The Equality and Diversity Subcommittee, which was formed to look at the logo issue, among other topics, had decided to host a meeting Aug. 18 where the public could offer input on the topic.
That meeting date, though, had hinged on whether School Committee members agreed to open their meetings to the public by that date. Due to Covid concerns, that public meeting was postponed after the School Committee voted July 26 to keep its meetings closed.
A meeting will still likely take place on Aug. 18, but it will be held remotely and will have the authors of a letter seeking to keep the mascot — Clyde Andrews, Christopher Pereira and Jacob Ventura — make a presentation prior to any public hearing.
At the subcommittee’s June 22 meeting, two speakers spoke out against the mascot. Kempton Campbell, a 2019 Dartmouth High graduate who authored an independent study on mascots, called for the Indian to be retired, saying it reduces the identity of indigenous people “to a caricature.’’
Dr.
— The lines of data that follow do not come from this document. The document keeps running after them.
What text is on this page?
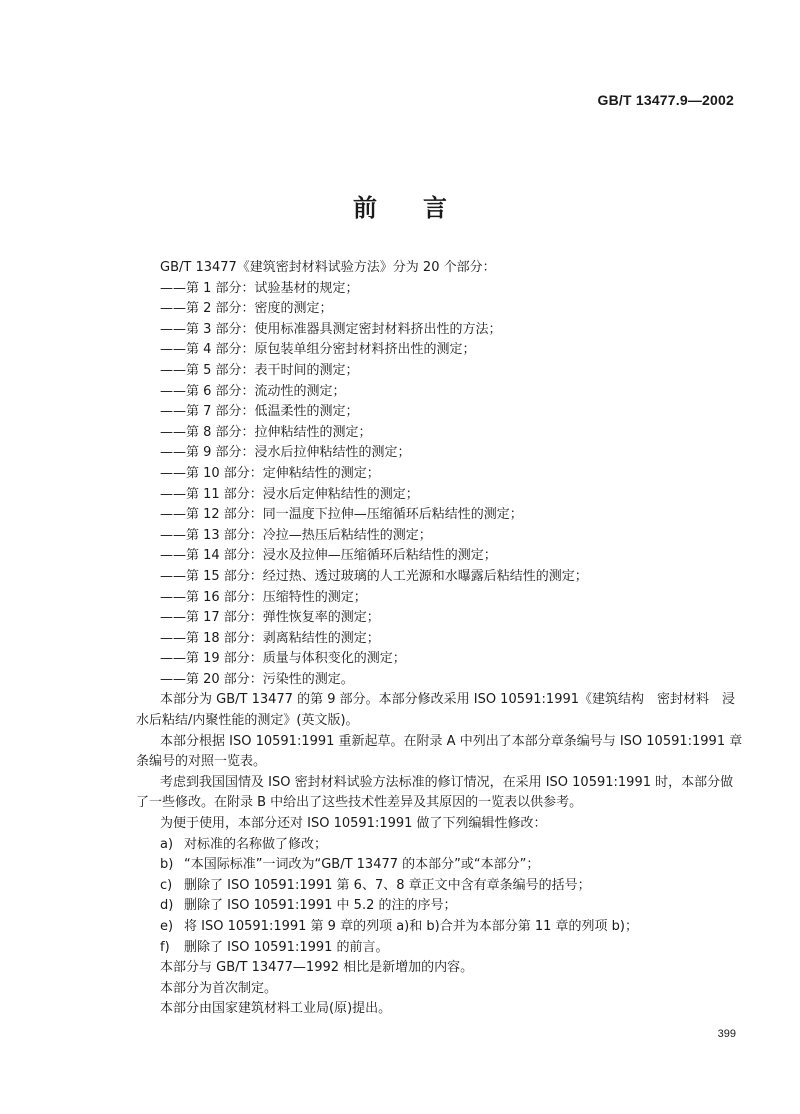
GB/T 13477.9—2002
前 言
GB/T 13477《建筑密封材料试验方法》分为 20 个部分：
——第 1 部分：试验基材的规定；
——第 2 部分：密度的测定；
——第 3 部分：使用标准器具测定密封材料挤出性的方法；
——第 4 部分：原包装单组分密封材料挤出性的测定；
——第 5 部分：表干时间的测定；
——第 6 部分：流动性的测定；
——第 7 部分：低温柔性的测定；
——第 8 部分：拉伸粘结性的测定；
——第 9 部分：浸水后拉伸粘结性的测定；
——第 10 部分：定伸粘结性的测定；
——第 11 部分：浸水后定伸粘结性的测定；
——第 12 部分：同一温度下拉伸—压缩循环后粘结性的测定；
——第 13 部分：冷拉—热压后粘结性的测定；
——第 14 部分：浸水及拉伸—压缩循环后粘结性的测定；
——第 15 部分：经过热、透过玻璃的人工光源和水曝露后粘结性的测定；
——第 16 部分：压缩特性的测定；
——第 17 部分：弹性恢复率的测定；
——第 18 部分：剥离粘结性的测定；
——第 19 部分：质量与体积变化的测定；
——第 20 部分：污染性的测定。
本部分为 GB/T 13477 的第 9 部分。本部分修改采用 ISO 10591:1991《建筑结构　密封材料　浸
水后粘结/内聚性能的测定》(英文版)。
本部分根据 ISO 10591:1991 重新起草。在附录 A 中列出了本部分章条编号与 ISO 10591:1991 章
条编号的对照一览表。
考虑到我国国情及 ISO 密封材料试验方法标准的修订情况，在采用 ISO 10591:1991 时，本部分做
了一些修改。在附录 B 中给出了这些技术性差异及其原因的一览表以供参考。
为便于使用，本部分还对 ISO 10591:1991 做了下列编辑性修改：
a) 对标准的名称做了修改；
b) “本国际标准”一词改为“GB/T 13477 的本部分”或“本部分”；
c) 删除了 ISO 10591:1991 第 6、7、8 章正文中含有章条编号的括号；
d) 删除了 ISO 10591:1991 中 5.2 的注的序号；
e) 将 ISO 10591:1991 第 9 章的列项 a)和 b)合并为本部分第 11 章的列项 b)；
f) 删除了 ISO 10591:1991 的前言。
本部分与 GB/T 13477—1992 相比是新增加的内容。
本部分为首次制定。
本部分由国家建筑材料工业局(原)提出。
399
Laurel Davis-Delano, a sociologist who has studied Indian mascots for more than 25 years, cited studies that found that introducing indigenous youth to mascots has a negative impact.
Davis-Delano discouraged the committee from seeking public opinion on the issue in part because this “implies that non-native people should be making decisions about representations that are not them.”
Andrews, Pereira and Ventura took exception to her comments.
“The people of Dartmouth are well-educated, respectful, open-minded and are more than capable of exercising their First Amendment rights to free speech in an open and public venue,’’ their letter read.